During a morning low tide in June, Graham, a doctoral student from Cornell University, leads five scientists under the pier at Hakai’s Calvert Island Ecological Observatory. They are checking if the disease is more prevalent higher in the intertidal zone compared to areas of the seagrass meadow that remain underwater.
Graham quickly finds the symptomatic black band of the disease. Not new to scientists, the pathogenic single-celled organism called Labyrinthula zosterae [lab-EE-rin-thew-la ZAHS-ter-aye] decimated seagrass beds on the United States east coast and Europe during the 1930s. The organism consumes the seagrass’ chloroplasts. Without their chloroplasts, the seagrass cells lose their photosynthetic powerhouses and die. The dead tissue turns tan or white and loses strength as the active black infection spreads. Waves or grazing herbivores may then break off the top portions of the grass, like thinning shears during a haircut.

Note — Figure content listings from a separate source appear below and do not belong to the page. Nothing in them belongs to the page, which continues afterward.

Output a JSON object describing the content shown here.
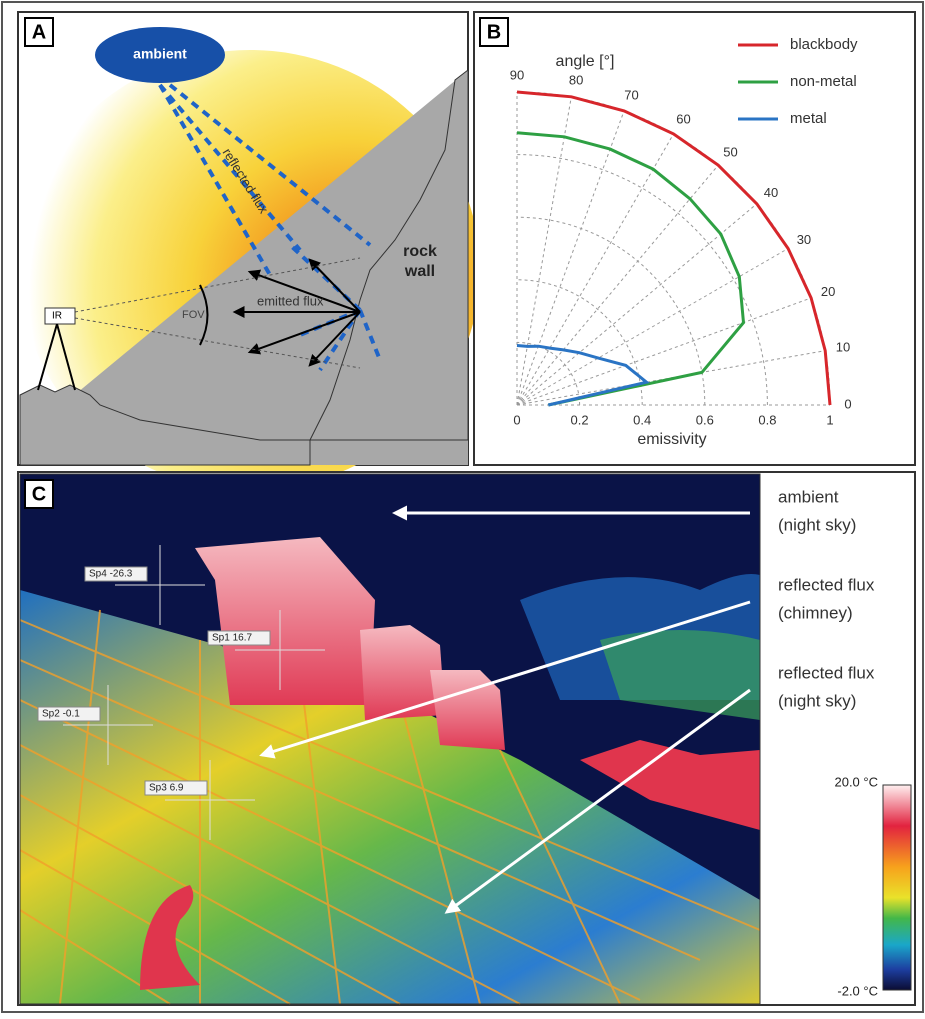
{
  "panel_a": {
    "label": "A",
    "ambient": "ambient",
    "reflected_flux": "reflected flux",
    "emitted_flux": "emitted flux",
    "fov": "FOV",
    "ir": "IR",
    "rock": "rock",
    "wall": "wall"
  },
  "panel_b": {
    "label": "B",
    "chart_data": {
      "type": "polar",
      "angle_label": "angle [°]",
      "x_label": "emissivity",
      "rlim": [
        0,
        1
      ],
      "rticks": [
        0,
        0.2,
        0.4,
        0.6,
        0.8,
        1
      ],
      "angle_ticks": [
        0,
        10,
        20,
        30,
        40,
        50,
        60,
        70,
        80,
        90
      ],
      "angles": [
        0,
        10,
        20,
        30,
        40,
        50,
        60,
        70,
        80,
        90
      ],
      "series": [
        {
          "name": "blackbody",
          "color": "#d7262b",
          "values": [
            1,
            1,
            1,
            1,
            1,
            1,
            1,
            1,
            1,
            1
          ]
        },
        {
          "name": "non-metal",
          "color": "#2ea043",
          "values": [
            0.1,
            0.6,
            0.77,
            0.82,
            0.85,
            0.86,
            0.87,
            0.87,
            0.87,
            0.87
          ]
        },
        {
          "name": "metal",
          "color": "#2a74c4",
          "values": [
            0.1,
            0.42,
            0.37,
            0.3,
            0.26,
            0.23,
            0.21,
            0.2,
            0.19,
            0.19
          ]
        }
      ]
    }
  },
  "panel_c": {
    "label": "C",
    "spots": [
      "Sp4 -26.3",
      "Sp1 16.7",
      "Sp2 -0.1",
      "Sp3 6.9"
    ],
    "annotations": [
      [
        "ambient",
        "(night sky)"
      ],
      [
        "reflected flux",
        "(chimney)"
      ],
      [
        "reflected flux",
        "(night sky)"
      ]
    ],
    "scale_max": "20.0 °C",
    "scale_min": "-2.0 °C"
  }
}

“Seagrass wasting disease is one of a handful of contributors leading to declines in seagrass productivity worldwide,” says Graham.
Lost productivity affects more than just the seagrass. Meadows provide important habitat for juvenile salmon, herring, and countless other species. They also prevent shoreline erosion and filter excess nutrients from the nearshore environment. The loss of these services through the spread of disease has repercussions throughout the ecosystem.